Suppose that \(Y\) is Poisson distributed with mean \(\mu\).

(a) Verify that the first four moments are, respectively, \(\mu, \mu, \mu\), and \(3 \mu^{2}+\mu\).

(b) Show that there is a linear relationship between \(\operatorname{Pr}[Y=j]\) and \(\operatorname{Pr}[Y=j-\) 1], \(j=1,2, \ldots\).

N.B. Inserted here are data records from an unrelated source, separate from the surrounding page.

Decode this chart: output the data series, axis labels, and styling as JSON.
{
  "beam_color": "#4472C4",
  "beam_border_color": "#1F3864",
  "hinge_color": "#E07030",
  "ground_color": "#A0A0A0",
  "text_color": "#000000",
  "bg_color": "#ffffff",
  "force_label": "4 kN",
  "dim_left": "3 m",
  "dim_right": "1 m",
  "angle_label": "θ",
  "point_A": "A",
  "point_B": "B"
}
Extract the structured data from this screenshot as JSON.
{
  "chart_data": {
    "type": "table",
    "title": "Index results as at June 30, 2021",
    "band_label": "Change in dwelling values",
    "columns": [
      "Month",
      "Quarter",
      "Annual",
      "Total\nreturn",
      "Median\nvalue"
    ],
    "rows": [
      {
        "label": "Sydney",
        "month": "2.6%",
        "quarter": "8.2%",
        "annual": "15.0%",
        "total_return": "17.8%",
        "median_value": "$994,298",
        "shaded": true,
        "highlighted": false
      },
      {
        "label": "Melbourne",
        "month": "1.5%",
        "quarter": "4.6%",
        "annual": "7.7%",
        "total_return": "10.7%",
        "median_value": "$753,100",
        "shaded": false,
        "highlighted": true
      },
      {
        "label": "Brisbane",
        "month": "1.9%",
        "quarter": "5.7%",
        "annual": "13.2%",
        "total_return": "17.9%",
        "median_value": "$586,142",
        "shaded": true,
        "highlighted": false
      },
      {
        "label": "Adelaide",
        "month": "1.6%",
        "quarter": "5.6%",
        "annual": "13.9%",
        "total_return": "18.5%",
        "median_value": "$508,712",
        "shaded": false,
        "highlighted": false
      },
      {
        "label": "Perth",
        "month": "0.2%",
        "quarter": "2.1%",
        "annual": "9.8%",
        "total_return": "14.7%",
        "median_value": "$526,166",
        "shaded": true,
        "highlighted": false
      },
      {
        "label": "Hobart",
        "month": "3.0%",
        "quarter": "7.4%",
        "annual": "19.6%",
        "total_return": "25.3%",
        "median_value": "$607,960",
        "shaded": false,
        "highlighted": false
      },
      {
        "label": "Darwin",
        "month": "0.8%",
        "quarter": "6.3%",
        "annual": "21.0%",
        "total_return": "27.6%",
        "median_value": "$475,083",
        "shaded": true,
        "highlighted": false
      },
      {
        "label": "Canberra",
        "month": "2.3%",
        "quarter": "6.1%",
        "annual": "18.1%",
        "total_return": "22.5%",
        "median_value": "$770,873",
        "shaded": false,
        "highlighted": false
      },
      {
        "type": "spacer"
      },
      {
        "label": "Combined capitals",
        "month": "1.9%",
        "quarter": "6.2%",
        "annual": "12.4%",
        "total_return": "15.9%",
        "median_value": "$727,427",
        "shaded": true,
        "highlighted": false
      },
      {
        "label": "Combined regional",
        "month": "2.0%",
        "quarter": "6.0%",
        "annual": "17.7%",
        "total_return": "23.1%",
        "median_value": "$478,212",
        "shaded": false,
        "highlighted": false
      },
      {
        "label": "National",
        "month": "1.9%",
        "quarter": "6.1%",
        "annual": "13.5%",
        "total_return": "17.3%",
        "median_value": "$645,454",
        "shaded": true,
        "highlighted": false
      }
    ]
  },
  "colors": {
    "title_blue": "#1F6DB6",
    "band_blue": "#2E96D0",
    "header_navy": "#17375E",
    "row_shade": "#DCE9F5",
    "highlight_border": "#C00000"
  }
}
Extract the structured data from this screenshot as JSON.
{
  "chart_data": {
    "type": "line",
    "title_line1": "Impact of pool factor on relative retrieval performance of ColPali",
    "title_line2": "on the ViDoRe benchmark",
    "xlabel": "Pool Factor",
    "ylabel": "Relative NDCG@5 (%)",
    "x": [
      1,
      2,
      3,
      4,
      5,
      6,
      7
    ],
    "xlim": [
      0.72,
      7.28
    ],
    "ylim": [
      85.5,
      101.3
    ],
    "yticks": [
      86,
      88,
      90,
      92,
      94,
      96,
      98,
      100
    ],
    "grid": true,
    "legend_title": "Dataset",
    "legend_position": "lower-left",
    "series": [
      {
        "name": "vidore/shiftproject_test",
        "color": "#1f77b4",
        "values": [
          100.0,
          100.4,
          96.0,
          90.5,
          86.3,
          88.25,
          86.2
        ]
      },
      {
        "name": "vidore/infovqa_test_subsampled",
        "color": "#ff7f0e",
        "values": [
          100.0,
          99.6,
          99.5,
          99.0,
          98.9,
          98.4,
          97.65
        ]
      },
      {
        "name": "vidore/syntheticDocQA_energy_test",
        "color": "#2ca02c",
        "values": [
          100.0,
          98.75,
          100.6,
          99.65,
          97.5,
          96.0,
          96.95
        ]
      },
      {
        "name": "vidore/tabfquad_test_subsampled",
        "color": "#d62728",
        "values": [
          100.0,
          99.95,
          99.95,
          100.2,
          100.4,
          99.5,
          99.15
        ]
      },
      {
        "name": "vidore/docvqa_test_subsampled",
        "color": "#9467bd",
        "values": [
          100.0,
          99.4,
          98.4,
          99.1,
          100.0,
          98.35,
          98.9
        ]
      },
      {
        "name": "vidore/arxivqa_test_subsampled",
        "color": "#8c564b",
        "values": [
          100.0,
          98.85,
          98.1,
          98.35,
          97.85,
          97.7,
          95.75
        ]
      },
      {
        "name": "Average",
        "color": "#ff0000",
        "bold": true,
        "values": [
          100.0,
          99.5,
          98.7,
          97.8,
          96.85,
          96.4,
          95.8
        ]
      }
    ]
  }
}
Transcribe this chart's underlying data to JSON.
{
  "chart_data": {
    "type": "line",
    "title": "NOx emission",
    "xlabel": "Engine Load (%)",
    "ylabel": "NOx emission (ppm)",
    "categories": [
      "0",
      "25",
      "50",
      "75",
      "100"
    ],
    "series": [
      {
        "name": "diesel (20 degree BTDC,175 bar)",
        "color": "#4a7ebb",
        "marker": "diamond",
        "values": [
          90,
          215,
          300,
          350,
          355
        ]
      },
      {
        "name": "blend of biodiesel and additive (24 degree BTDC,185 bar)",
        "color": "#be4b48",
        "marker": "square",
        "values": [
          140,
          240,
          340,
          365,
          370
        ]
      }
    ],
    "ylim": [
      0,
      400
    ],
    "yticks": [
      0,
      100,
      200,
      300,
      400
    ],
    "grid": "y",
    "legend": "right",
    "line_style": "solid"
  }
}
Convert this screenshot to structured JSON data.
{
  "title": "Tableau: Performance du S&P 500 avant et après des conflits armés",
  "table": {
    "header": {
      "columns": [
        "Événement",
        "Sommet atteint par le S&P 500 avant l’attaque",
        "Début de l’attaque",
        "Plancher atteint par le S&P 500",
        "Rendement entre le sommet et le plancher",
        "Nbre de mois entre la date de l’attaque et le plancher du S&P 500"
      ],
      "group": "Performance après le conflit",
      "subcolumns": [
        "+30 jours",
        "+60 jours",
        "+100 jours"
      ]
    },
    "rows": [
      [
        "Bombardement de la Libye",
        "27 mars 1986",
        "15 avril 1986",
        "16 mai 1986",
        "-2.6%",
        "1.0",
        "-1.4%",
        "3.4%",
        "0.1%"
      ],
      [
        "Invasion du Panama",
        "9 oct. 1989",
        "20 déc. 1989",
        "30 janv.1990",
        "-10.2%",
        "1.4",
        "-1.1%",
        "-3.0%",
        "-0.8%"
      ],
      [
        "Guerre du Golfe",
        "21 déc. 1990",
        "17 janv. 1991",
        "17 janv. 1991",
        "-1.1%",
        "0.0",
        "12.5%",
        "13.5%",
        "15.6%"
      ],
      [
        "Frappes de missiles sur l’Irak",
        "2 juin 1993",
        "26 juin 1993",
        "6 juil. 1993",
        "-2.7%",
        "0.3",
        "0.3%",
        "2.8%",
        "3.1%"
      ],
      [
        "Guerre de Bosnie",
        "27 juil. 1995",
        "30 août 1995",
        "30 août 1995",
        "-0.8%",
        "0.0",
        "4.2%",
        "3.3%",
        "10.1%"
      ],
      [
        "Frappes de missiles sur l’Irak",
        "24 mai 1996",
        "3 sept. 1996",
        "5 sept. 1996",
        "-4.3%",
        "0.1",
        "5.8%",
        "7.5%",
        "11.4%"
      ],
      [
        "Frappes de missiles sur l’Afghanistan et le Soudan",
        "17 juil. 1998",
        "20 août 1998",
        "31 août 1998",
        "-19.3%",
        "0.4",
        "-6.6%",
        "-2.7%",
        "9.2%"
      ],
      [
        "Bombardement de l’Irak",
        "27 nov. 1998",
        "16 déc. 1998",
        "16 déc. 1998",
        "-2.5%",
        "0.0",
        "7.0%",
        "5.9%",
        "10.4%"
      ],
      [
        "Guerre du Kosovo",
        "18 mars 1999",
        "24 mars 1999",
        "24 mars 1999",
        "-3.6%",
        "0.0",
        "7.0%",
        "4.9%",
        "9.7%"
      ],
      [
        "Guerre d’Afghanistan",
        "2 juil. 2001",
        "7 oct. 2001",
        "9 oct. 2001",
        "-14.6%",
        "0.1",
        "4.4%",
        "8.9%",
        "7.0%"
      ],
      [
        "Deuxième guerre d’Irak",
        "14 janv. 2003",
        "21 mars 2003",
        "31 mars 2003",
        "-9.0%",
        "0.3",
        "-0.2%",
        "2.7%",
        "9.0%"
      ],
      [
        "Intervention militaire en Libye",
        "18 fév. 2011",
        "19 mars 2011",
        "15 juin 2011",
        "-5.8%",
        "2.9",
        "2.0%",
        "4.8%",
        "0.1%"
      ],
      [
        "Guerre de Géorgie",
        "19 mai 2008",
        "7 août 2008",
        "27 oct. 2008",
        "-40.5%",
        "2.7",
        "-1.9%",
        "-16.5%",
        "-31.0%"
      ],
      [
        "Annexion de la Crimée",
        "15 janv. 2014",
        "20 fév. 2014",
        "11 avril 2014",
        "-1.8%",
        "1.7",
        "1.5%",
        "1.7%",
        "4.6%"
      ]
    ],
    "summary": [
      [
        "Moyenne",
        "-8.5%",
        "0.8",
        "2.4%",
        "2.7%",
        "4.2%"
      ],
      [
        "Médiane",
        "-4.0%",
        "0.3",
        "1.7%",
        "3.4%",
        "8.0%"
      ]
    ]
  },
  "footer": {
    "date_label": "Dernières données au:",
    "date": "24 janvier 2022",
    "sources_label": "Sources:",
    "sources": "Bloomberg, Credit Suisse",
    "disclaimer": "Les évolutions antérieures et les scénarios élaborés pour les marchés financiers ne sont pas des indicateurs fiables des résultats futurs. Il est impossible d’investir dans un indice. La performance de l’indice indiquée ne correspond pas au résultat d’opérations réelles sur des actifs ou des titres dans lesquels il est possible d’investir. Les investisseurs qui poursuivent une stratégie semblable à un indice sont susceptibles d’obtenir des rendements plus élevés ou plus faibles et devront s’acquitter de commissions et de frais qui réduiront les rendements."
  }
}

(c) Consider the Poisson MLE in the regression case with \(\mu_{i}=\exp \left(\mathbf{x}_{i}^{\prime} \beta\right)\). Possible estimates of the variance of the Poisson MLE include \(\widehat{V}[\beta]=\) \(\left[\sum_{i} \widehat{\mu}_{i} \mathbf{x}_{i} \mathbf{x}_{i}^{\prime}\right]^{-1}\) and \(\widetilde{V}[\widehat{\beta}]=\left[\sum_{i}\left(y_{i}-\widehat{\mu}_{i}\right)^{2} \mathbf{x}_{i} \mathbf{x}_{i}^{\prime}\right]^{-1}\). Show that they are asymptotically equivalent (upon scaling by \(N\) ) if the data density is correctly specified.